To improve the model robustness, images from the field trial could be included in training as well as there may be value in including additional data sets. As a next step, F1 score of the classifier can be improved by including multiple views of an object in the training as well as standardizing the image capture process in terms of zoom level, background, and lighting. Another idea for potential improvement in the F1-score is the fusion of diverse features from multiple transfer learning approaches. Besides improving the predictive power of the classifier, classification models can be extended to include other types of trash items to build comprehensive waste management tool12. To improve the confidence and explainability of the predictions, there is an opportunity to further extend the feature-extraction models based on multiple objects in a picture. This can be accomplished by implementing image segmentation in composite pictures as a precursor to image classification. To realize the true potential of this technology, there is work required to integrate RecycleBot into recycle bins to make the waste management activity fully autonomous.

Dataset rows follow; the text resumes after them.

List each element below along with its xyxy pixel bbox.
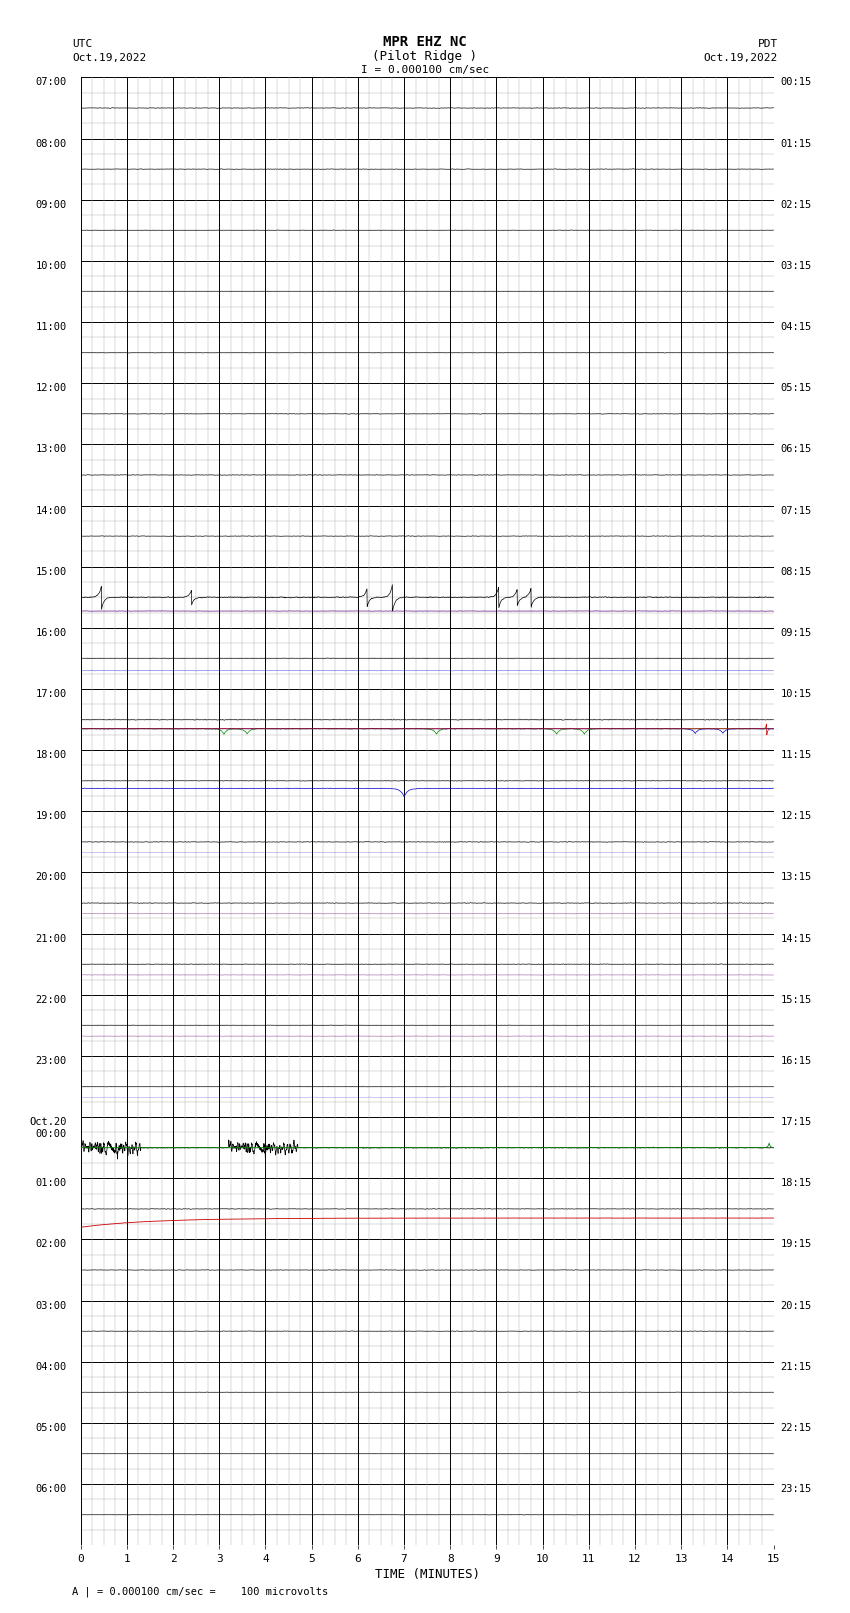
Text: 23:00: 23:00 <box>36 1057 67 1066</box>
Text: PDT: PDT <box>757 39 778 48</box>
Text: 04:00: 04:00 <box>36 1361 67 1371</box>
Text: 20:15: 20:15 <box>780 1300 812 1311</box>
Text: 03:00: 03:00 <box>36 1300 67 1311</box>
Text: 08:15: 08:15 <box>780 566 812 577</box>
Text: 23:15: 23:15 <box>780 1484 812 1494</box>
Text: Oct.19,2022: Oct.19,2022 <box>704 53 778 63</box>
Text: 19:15: 19:15 <box>780 1239 812 1250</box>
Text: (Pilot Ridge ): (Pilot Ridge ) <box>372 50 478 63</box>
Text: 07:15: 07:15 <box>780 505 812 516</box>
Text: MPR EHZ NC: MPR EHZ NC <box>383 35 467 50</box>
Text: 01:00: 01:00 <box>36 1177 67 1189</box>
Text: 15:15: 15:15 <box>780 995 812 1005</box>
Text: 02:15: 02:15 <box>780 200 812 210</box>
Text: 21:15: 21:15 <box>780 1361 812 1371</box>
Text: 12:00: 12:00 <box>36 384 67 394</box>
Text: 19:00: 19:00 <box>36 811 67 821</box>
Text: A | = 0.000100 cm/sec =    100 microvolts: A | = 0.000100 cm/sec = 100 microvolts <box>72 1586 328 1597</box>
Text: 06:00: 06:00 <box>36 1484 67 1494</box>
Text: 22:15: 22:15 <box>780 1423 812 1432</box>
Text: 07:00: 07:00 <box>36 77 67 87</box>
Text: 09:15: 09:15 <box>780 627 812 637</box>
Text: 18:15: 18:15 <box>780 1177 812 1189</box>
Text: 16:00: 16:00 <box>36 627 67 637</box>
Text: 04:15: 04:15 <box>780 323 812 332</box>
Text: 09:00: 09:00 <box>36 200 67 210</box>
Text: 13:00: 13:00 <box>36 444 67 455</box>
X-axis label: TIME (MINUTES): TIME (MINUTES) <box>375 1568 479 1581</box>
Text: 11:00: 11:00 <box>36 323 67 332</box>
Text: 10:00: 10:00 <box>36 261 67 271</box>
Text: 12:15: 12:15 <box>780 811 812 821</box>
Text: 11:15: 11:15 <box>780 750 812 760</box>
Text: Oct.20
00:00: Oct.20 00:00 <box>30 1118 67 1139</box>
Text: 05:00: 05:00 <box>36 1423 67 1432</box>
Text: 18:00: 18:00 <box>36 750 67 760</box>
Text: 02:00: 02:00 <box>36 1239 67 1250</box>
Text: 22:00: 22:00 <box>36 995 67 1005</box>
Text: 08:00: 08:00 <box>36 139 67 148</box>
Text: 14:00: 14:00 <box>36 505 67 516</box>
Text: UTC: UTC <box>72 39 93 48</box>
Text: Oct.19,2022: Oct.19,2022 <box>72 53 146 63</box>
Text: 13:15: 13:15 <box>780 873 812 882</box>
Text: I = 0.000100 cm/sec: I = 0.000100 cm/sec <box>361 65 489 74</box>
Text: 20:00: 20:00 <box>36 873 67 882</box>
Text: 16:15: 16:15 <box>780 1057 812 1066</box>
Text: 06:15: 06:15 <box>780 444 812 455</box>
Text: 01:15: 01:15 <box>780 139 812 148</box>
Text: 15:00: 15:00 <box>36 566 67 577</box>
Text: 14:15: 14:15 <box>780 934 812 944</box>
Text: 00:15: 00:15 <box>780 77 812 87</box>
Text: 17:15: 17:15 <box>780 1118 812 1127</box>
Text: 10:15: 10:15 <box>780 689 812 698</box>
Text: 05:15: 05:15 <box>780 384 812 394</box>
Text: 03:15: 03:15 <box>780 261 812 271</box>
Text: 17:00: 17:00 <box>36 689 67 698</box>
Text: 21:00: 21:00 <box>36 934 67 944</box>
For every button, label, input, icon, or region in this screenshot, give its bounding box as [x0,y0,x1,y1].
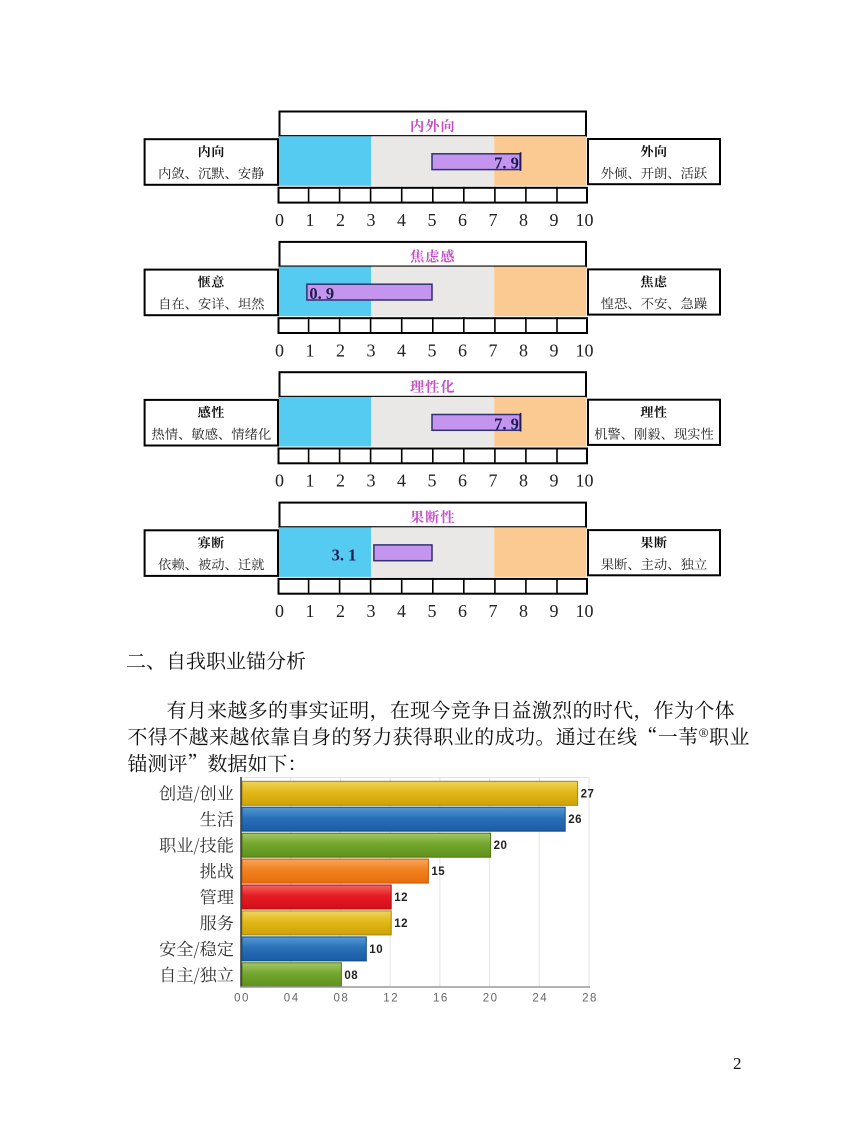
svg-text:4: 4 [397,340,406,360]
svg-text:6: 6 [458,601,467,621]
svg-text:3: 3 [367,340,376,360]
svg-text:3: 3 [367,471,376,491]
svg-text:15: 15 [431,866,445,878]
svg-text:10: 10 [576,340,594,360]
svg-text:10: 10 [369,944,383,956]
svg-text:2: 2 [733,1054,742,1073]
svg-text:5: 5 [428,340,437,360]
svg-text:28: 28 [582,993,598,1005]
svg-text:5: 5 [428,601,437,621]
svg-text:08: 08 [344,970,358,982]
svg-text:16: 16 [433,993,449,1005]
svg-text:12: 12 [394,918,408,930]
svg-text:2: 2 [336,471,345,491]
svg-text:8: 8 [519,601,528,621]
svg-text:8: 8 [519,340,528,360]
svg-text:27: 27 [581,788,595,800]
svg-text:24: 24 [532,993,548,1005]
svg-text:9: 9 [550,210,559,230]
svg-text:7. 9: 7. 9 [494,154,519,173]
svg-text:7: 7 [489,340,498,360]
svg-text:10: 10 [576,601,594,621]
svg-text:00: 00 [234,993,250,1005]
svg-text:0: 0 [275,210,284,230]
svg-text:0: 0 [275,471,284,491]
svg-text:5: 5 [428,471,437,491]
svg-text:08: 08 [334,993,350,1005]
svg-text:4: 4 [397,471,406,491]
svg-text:7: 7 [489,210,498,230]
svg-text:6: 6 [458,471,467,491]
svg-text:2: 2 [336,340,345,360]
svg-text:3: 3 [367,210,376,230]
svg-text:3: 3 [367,601,376,621]
svg-text:4: 4 [397,601,406,621]
svg-text:26: 26 [568,814,582,826]
svg-text:3. 1: 3. 1 [332,546,357,565]
svg-text:1: 1 [306,601,315,621]
svg-text:9: 9 [550,471,559,491]
svg-text:6: 6 [458,210,467,230]
svg-text:8: 8 [519,471,528,491]
svg-text:7: 7 [489,471,498,491]
svg-text:0: 0 [275,340,284,360]
svg-text:20: 20 [483,993,499,1005]
svg-text:04: 04 [284,993,300,1005]
svg-text:1: 1 [306,210,315,230]
svg-text:7. 9: 7. 9 [494,414,519,433]
svg-text:9: 9 [550,340,559,360]
svg-text:0. 9: 0. 9 [309,284,334,303]
svg-text:7: 7 [489,601,498,621]
svg-text:2: 2 [336,210,345,230]
svg-text:4: 4 [397,210,406,230]
svg-text:5: 5 [428,210,437,230]
svg-text:6: 6 [458,340,467,360]
svg-text:12: 12 [383,993,399,1005]
svg-text:20: 20 [494,840,508,852]
svg-text:1: 1 [306,471,315,491]
svg-text:8: 8 [519,210,528,230]
svg-text:2: 2 [336,601,345,621]
svg-text:10: 10 [576,471,594,491]
svg-text:1: 1 [306,340,315,360]
svg-text:10: 10 [576,210,594,230]
svg-text:0: 0 [275,601,284,621]
svg-text:9: 9 [550,601,559,621]
svg-text:12: 12 [394,892,408,904]
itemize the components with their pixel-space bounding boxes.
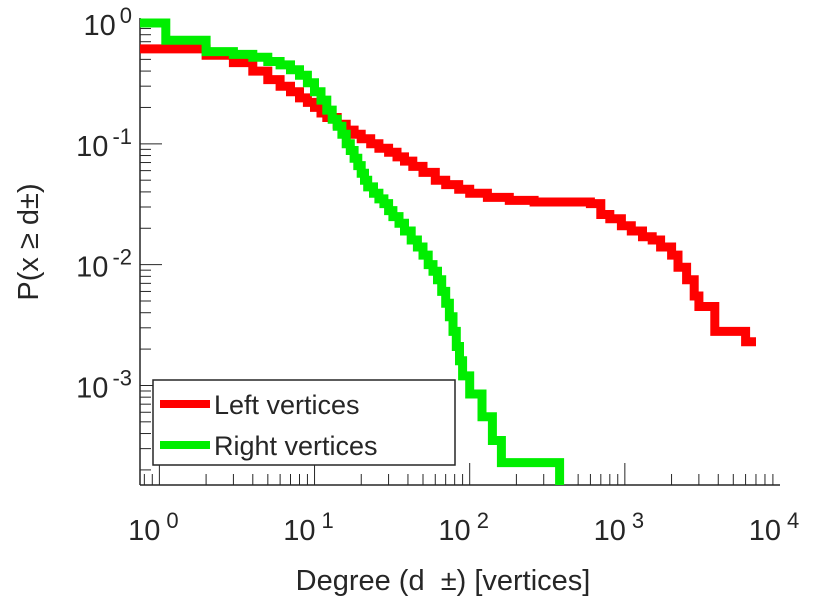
- legend: Left vertices Right vertices: [152, 379, 456, 466]
- x-tick-label: 10 3: [594, 508, 645, 547]
- x-tick-label: 10 4: [749, 508, 800, 547]
- y-tick-label: 10 0: [83, 3, 132, 42]
- y-axis-label: P(x ≥ d±): [13, 183, 45, 300]
- axes-frame: [139, 18, 780, 486]
- legend-label-left: Left vertices: [214, 390, 360, 420]
- y-tick-label: 10 -1: [76, 124, 132, 163]
- x-tick-label: 10 1: [283, 508, 334, 547]
- x-axis-label: Degree (d ±) [vertices]: [296, 565, 591, 597]
- y-tick-label: 10 -2: [76, 245, 132, 284]
- tick-labels: 10 0 10 1 10 2 10 3 10 4 10 0 10 -1 10 -2 10 -3: [76, 3, 799, 547]
- minor-ticks: [140, 22, 774, 485]
- legend-label-right: Right vertices: [214, 431, 378, 461]
- series-layer: [140, 18, 756, 485]
- x-tick-label: 10 2: [438, 508, 489, 547]
- y-tick-label: 10 -3: [76, 365, 132, 404]
- legend-box: [152, 379, 456, 466]
- x-tick-label: 10 0: [128, 508, 179, 547]
- series-line-right: [140, 18, 565, 485]
- series-line-left: [140, 44, 756, 347]
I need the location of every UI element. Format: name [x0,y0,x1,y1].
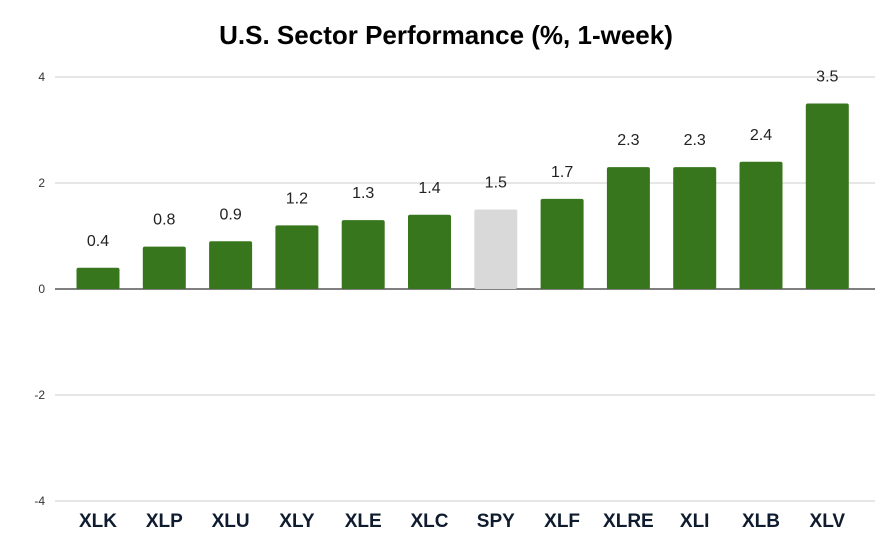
x-tick-label-xlk: XLK [79,511,117,532]
y-tick-label: 2 [38,176,45,190]
bar-xlb [739,161,783,289]
x-axis: XLK XLP XLU XLY XLE XLC SPY XLF XLRE XLI XLB XLV [79,511,845,532]
data-label-xlv: 3.5 [816,69,838,86]
data-label-xlf: 1.7 [551,164,573,181]
data-label-xlk: 0.4 [87,233,109,250]
x-tick-label-xlb: XLB [742,511,780,532]
data-label-xlre: 2.3 [617,132,639,149]
bar-xlk [76,267,120,289]
x-tick-label-xlp: XLP [146,511,183,532]
y-tick-label: -2 [34,388,45,402]
gridlines [55,76,875,502]
bars [76,103,849,289]
bar-xlc [408,214,451,289]
x-tick-label-xlv: XLV [810,511,846,532]
x-tick-label-xlc: XLC [411,511,449,532]
x-tick-label-xlf: XLF [544,511,580,532]
x-tick-label-xli: XLI [680,511,710,532]
data-label-xly: 1.2 [286,190,308,207]
data-label-xli: 2.3 [684,132,706,149]
bar-xly [275,225,319,289]
bar-spy [474,209,518,289]
x-tick-label-xly: XLY [279,511,315,532]
data-label-xlb: 2.4 [750,127,772,144]
bar-xle [341,220,385,289]
y-axis: 4 2 0 -2 -4 [34,70,45,508]
y-tick-label: 4 [38,70,45,84]
bar-xlv [805,103,849,289]
x-tick-label-xle: XLE [345,511,382,532]
bar-xlf [540,198,584,289]
y-tick-label: 0 [38,282,45,296]
data-label-xlp: 0.8 [153,212,175,229]
data-label-xlc: 1.4 [418,180,440,197]
chart-title: U.S. Sector Performance (%, 1-week) [219,20,673,50]
x-tick-label-xlu: XLU [212,511,250,532]
data-label-xle: 1.3 [352,185,374,202]
x-tick-label-xlre: XLRE [603,511,654,532]
bar-xlu [209,241,253,289]
data-label-spy: 1.5 [485,175,507,192]
bar-xlre [606,167,650,289]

Smart recycling bins will enable faster adoption of this approach.

Environmental Applications

The implementation of RecycleBot offers practical applications across multiple environmental and public health domains:

1. Household Waste Management

RecycleBot enables individuals to identify recyclable and organic waste at the point of disposal, improving household recycling habits and reducing contamination in waste streams. This can ease the burden on municipal waste facilities and increase the rate of successful recycling.

2. Smart Recycling Infrastructure

The core models developed in this study can be integrated into smart recycling bins or kiosks, allowing real-time waste classification and automated sorting. This integration can streamline collection processes and support large-scale deployment in urban and campus environments.

3. Biohazard and Medical Waste Sorting

With appropriate retraining and safeguards, the model could be adapted to assist in the classification of medical or hazardous waste, an area where misclassification can have serious consequences. Further risk assessment and regulatory compliance would be essential before such applications.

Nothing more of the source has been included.